Read more about Calculation Nation and the Illumination project at NCTM.

Hear Patrick's archived presentation on Elluminate July 7th, 2010.

WCYDWT defined? more...

Here's another "What Can You do With This?" lesson grabber. Watch the video. What are your reactions?
My reaction was (and still is): "This is cool!" My next thought was: "Can I turn this into a math session motivator?" That is, can I get my students attention long enough to transition into an engaging & productive math activity? (As always, there is a devil ready to snarl progress in developing the details.) Dan Meyer who shared this video on his blog is thinking about how this might become a starting point for building a curriculum unit around it. I like the idea a lot because it feeds my mantra of what pieces a lesson scenario should have.

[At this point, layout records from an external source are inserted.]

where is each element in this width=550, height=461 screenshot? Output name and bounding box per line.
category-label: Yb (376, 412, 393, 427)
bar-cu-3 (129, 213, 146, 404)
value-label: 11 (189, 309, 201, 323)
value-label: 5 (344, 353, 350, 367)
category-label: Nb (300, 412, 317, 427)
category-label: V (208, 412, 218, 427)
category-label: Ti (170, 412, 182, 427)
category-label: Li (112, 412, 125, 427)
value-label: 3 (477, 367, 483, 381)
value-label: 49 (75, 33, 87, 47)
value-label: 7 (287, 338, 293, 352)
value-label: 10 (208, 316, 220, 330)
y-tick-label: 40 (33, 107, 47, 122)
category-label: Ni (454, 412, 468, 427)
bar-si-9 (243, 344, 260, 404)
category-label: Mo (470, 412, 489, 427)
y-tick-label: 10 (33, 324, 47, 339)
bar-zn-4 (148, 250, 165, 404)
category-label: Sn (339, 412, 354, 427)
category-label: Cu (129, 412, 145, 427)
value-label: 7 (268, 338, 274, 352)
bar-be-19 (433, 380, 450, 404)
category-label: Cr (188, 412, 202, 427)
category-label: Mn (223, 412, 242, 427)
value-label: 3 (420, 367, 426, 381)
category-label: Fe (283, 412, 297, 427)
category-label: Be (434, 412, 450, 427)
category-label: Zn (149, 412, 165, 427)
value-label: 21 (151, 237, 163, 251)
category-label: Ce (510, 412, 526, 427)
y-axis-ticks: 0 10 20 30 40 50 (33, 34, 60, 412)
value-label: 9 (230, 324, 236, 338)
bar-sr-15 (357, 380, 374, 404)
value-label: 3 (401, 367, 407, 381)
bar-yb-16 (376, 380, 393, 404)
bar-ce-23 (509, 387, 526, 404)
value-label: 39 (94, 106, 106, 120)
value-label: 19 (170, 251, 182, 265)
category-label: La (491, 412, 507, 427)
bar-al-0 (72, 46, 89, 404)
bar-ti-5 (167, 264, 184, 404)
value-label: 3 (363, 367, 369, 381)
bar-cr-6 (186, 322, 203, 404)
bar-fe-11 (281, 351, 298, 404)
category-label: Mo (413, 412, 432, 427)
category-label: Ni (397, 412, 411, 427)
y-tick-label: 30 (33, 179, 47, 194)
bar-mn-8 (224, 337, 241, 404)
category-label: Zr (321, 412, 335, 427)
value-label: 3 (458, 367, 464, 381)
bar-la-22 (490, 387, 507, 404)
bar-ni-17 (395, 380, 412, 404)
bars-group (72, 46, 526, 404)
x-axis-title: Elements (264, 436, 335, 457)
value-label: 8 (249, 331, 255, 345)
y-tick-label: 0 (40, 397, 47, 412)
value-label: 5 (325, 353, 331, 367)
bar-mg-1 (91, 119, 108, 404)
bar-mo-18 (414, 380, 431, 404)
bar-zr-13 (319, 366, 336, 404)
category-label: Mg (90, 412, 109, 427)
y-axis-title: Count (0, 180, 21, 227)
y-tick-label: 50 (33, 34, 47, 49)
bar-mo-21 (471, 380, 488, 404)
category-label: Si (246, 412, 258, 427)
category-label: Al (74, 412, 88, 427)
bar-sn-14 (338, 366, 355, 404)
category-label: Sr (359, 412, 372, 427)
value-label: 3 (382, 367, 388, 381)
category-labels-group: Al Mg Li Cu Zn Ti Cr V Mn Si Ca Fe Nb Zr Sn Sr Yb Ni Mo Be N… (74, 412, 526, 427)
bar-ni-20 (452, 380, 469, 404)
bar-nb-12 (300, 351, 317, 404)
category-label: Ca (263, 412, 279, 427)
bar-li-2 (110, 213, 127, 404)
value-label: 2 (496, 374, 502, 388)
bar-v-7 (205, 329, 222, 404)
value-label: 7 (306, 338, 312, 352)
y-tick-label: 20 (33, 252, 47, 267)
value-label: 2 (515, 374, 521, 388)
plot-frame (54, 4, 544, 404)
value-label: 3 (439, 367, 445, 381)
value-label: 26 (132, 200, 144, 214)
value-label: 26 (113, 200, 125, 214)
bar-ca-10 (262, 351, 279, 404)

I say "we" in step 3 because as the teacher I'm learning right along with the kids so I want to share as well.
Dan has gone further by creating a more story-like 3-step process rubric. From his latest blog entry:
(In the) Beginning:
  • engage the students with multimedia — pictures, videos, sound.
  • the students come up with the question.
  • the students make predictions — “give me a guess.”
  • the students establish a range around their answer — “give me a wrong answer. give me an answer that’s too high, that’s too low.”
  • there isn't information on the first image.
  • “announce the problem’s constraints quickly and clearly.”
  • ask questions that lend themselves to guesses: "how long? how many? how heavy? how far? how fast?"
  • try to translate questions that are harder to guess into questions that don't change the objective but which lend themselves to guesses: "what is the area? what is the circumference?"
  • ask: “what information do you need to solve this?”
  • ask: “how do you know that?”
  • ask: “why?” “how?” — even on right answers.
  • encourage students to explain their reasoning to other students.
  • ask students to collaborate — “what do you think about jerold did?”
  • ask: “how would that help you?” after they tell you certain information is necessary.
  • ask: “what isn’t necessary to find the answer? what information don’t we care about?”
  • ask students to summarize the process.
In my "model" the middle portion (above) is still in the setting the stage phase, but that doesn't detract from these suggested steps being very helpful in framing my actions in a way that maximizes the possibility for learning.
Not all "stage setter" learning objects have the same impact. Dan's Water tank activity left me a bit dry, because I didn't find the video had much intrinsic motivation. (In other words, I didn't think it was "cool".) But like all devices for grabbing a student's attention, the context in which the learning object is presented is crucial. That's why I like to use video clips that pass my "Who cares?" test. It makes the transition to building the context around it smoother & easier.